Nagle Avery wściekle potrząsa głową, "DO DIABŁA! Nikt w tej watasze nie chce mnie w pobliżu, a tym bardziej nie chce mnie jako koleżankę. Proszę, NIE próbuj przekonywać mnie do niczego innego . Wracam do domu z zbyt wieloma siniakami na ciele każdego dnia, żeby myśleć inaczej i NIE próbuj mi mówić, że nie wiedziałaś. Widzisz to codziennie i ja to wiem. Proszę, pozwól mi teraz wrócić do domu".
Puszczam jej nadgarstek i przeczesuję włosy dłońmi, próbując odzyskać kontrolę nad sytuacją, zanim ucieknie. „A co jeśli to zatrzymam?” mówię, a Max znów kręci głową i mówi „Będę się chował, dopóki nie skończysz. Nie będę tu siedział”.
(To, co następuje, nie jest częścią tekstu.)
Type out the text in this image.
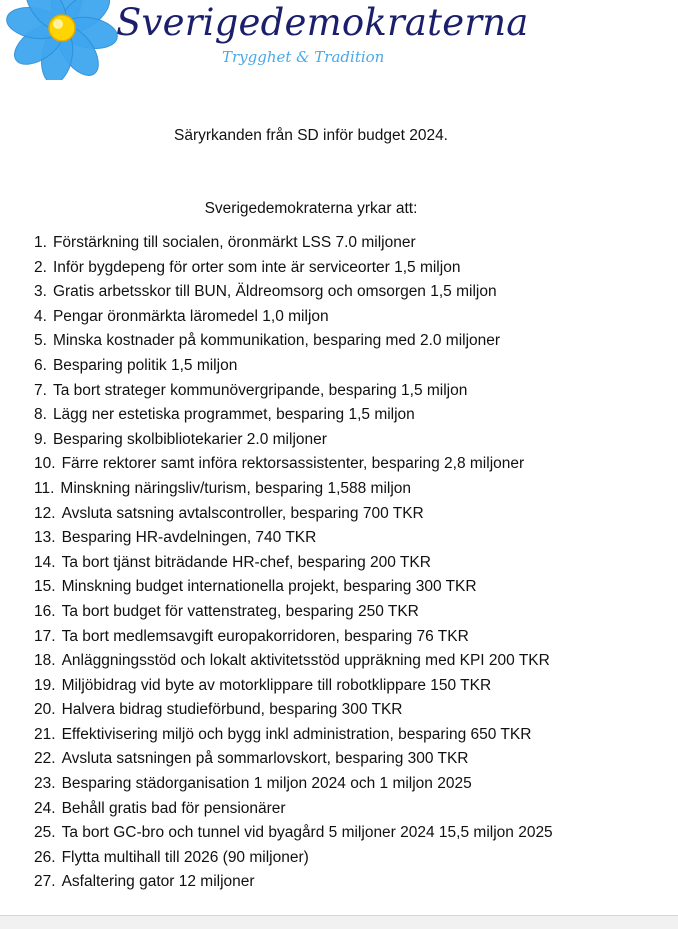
Sverigedemokraterna
Trygghet & Tradition
Säryrkanden från SD inför budget 2024.
Sverigedemokraterna yrkar att:
1. Förstärkning till socialen, öronmärkt LSS 7.0 miljoner
2. Inför bygdepeng för orter som inte är serviceorter 1,5 miljon
3. Gratis arbetsskor till BUN, Äldreomsorg och omsorgen 1,5 miljon
4. Pengar öronmärkta läromedel 1,0 miljon
5. Minska kostnader på kommunikation, besparing med 2.0 miljoner
6. Besparing politik 1,5 miljon
7. Ta bort strateger kommunövergripande, besparing 1,5 miljon
8. Lägg ner estetiska programmet, besparing 1,5 miljon
9. Besparing skolbibliotekarier 2.0 miljoner
10. Färre rektorer samt införa rektorsassistenter, besparing 2,8 miljoner
11. Minskning näringsliv/turism, besparing 1,588 miljon
12. Avsluta satsning avtalscontroller, besparing 700 TKR
13. Besparing HR-avdelningen, 740 TKR
14. Ta bort tjänst biträdande HR-chef, besparing 200 TKR
15. Minskning budget internationella projekt, besparing 300 TKR
16. Ta bort budget för vattenstrateg, besparing 250 TKR
17. Ta bort medlemsavgift europakorridoren, besparing 76 TKR
18. Anläggningsstöd och lokalt aktivitetsstöd uppräkning med KPI 200 TKR
19. Miljöbidrag vid byte av motorklippare till robotklippare 150 TKR
20. Halvera bidrag studieförbund, besparing 300 TKR
21. Effektivisering miljö och bygg inkl administration, besparing 650 TKR
22. Avsluta satsningen på sommarlovskort, besparing 300 TKR
23. Besparing städorganisation 1 miljon 2024 och 1 miljon 2025
24. Behåll gratis bad för pensionärer
25. Ta bort GC-bro och tunnel vid byagård 5 miljoner 2024 15,5 miljon 2025
26. Flytta multihall till 2026 (90 miljoner)
27. Asfaltering gator 12 miljoner
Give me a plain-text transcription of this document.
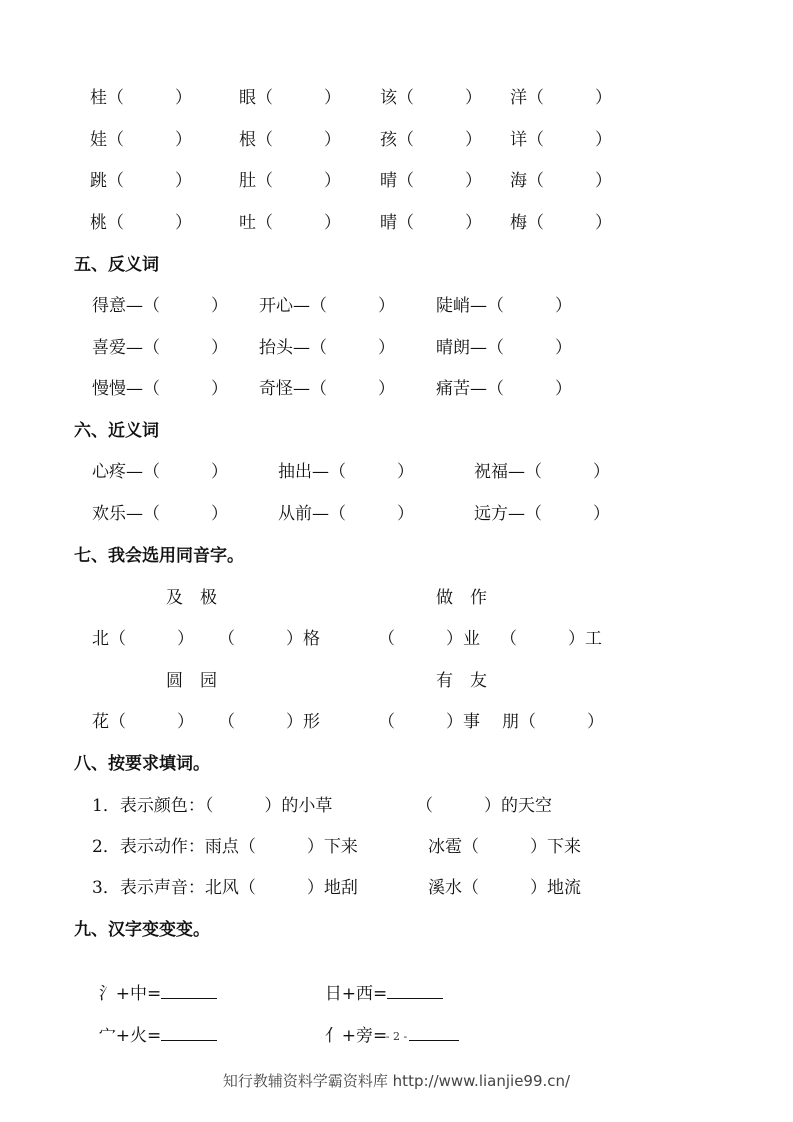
桂（　　　）	眼（　　　） 该（　　　） 洋（　　　）
娃（　　　）	根（　　　） 孩（　　　） 详（　　　）
跳（　　　）	肚（　　　） 晴（　　　） 海（　　　）
桃（　　　）	吐（　　　） 晴（　　　） 梅（　　　）
五、反义词
得意—（　　　） 开心—（　　　） 陡峭—（　　　）
喜爱—（　　　） 抬头—（　　　） 晴朗—（　　　）
慢慢—（　　　） 奇怪—（　　　） 痛苦—（　　　）
六、近义词
心疼—（　　　）	抽出—（　　　）	祝福—（　　　）
欢乐—（　　　）	从前—（　　　）	远方—（　　　）
七、我会选用同音字。
及　极	做　作
北（　　　） （　　　）格	（　　　）业 （　　　）工
圆　园	有　友
花（　　　） （　　　）形	（　　　）事 朋（　　　）
八、按要求填词。
1．表示颜色：（　　　）的小草	（　　　）的天空
2．表示动作：雨点（　　　）下来	冰雹（　　　）下来
3．表示声音：北风（　　　）地刮	溪水（　　　）地流
九、汉字变变变。

氵+中=	日+西=

宀+火=	亻+旁=

- 2 -
知行教辅资料学霸资料库 http://www.lianjie99.cn/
Avery wygląda na absolutnie zdezorientowaną i widzę, że w jej oczach zaczyna pojawiać się gniew. „Po co miałabyś to robić teraz, skoro mogłabyś oszczędzić mi WIELU cierpień, robiąc to lata temu? Nie, dziękuję. Przynajmniej teraz wiem, z kim mam do czynienia. Ostatnią rzeczą, jakiej potrzebuję, jest grupa fałszywych ludzi zachowujących się jak ja. Nienawidzę nieuczciwości, Alfa. Do zobaczenia później”. i ucieka, podczas gdy ja jestem lekko podniecony. To było niezłe.
Potem Max gasi mój ogień, mówiąc: „Ona ma rację. Czemu nie przestałeś lata temu?” Czuję, jak w moim żołądku tworzy się węzeł, gdy mówię: „Wtedy to było zabawne. Nie wiem, kiedy przestało być zabawne, ale ja nadal tego nie przestałem, a teraz robią to również ludzkie dzieci. Max, jak mam sprawić, żeby mi wybaczyła?” Max kręci głową: „Nie mam pojęcia, ale jeśli to nagle się teraz skończy, ona dowie się, że stoisz za tym i nie będziesz miał żadnych szans. O ile wiem, może być już za późno”. Idę do domu, mając nadzieję, że Max się myli, ale wiedząc, że ma rację. Mam tydzień, żeby to rozgryźć.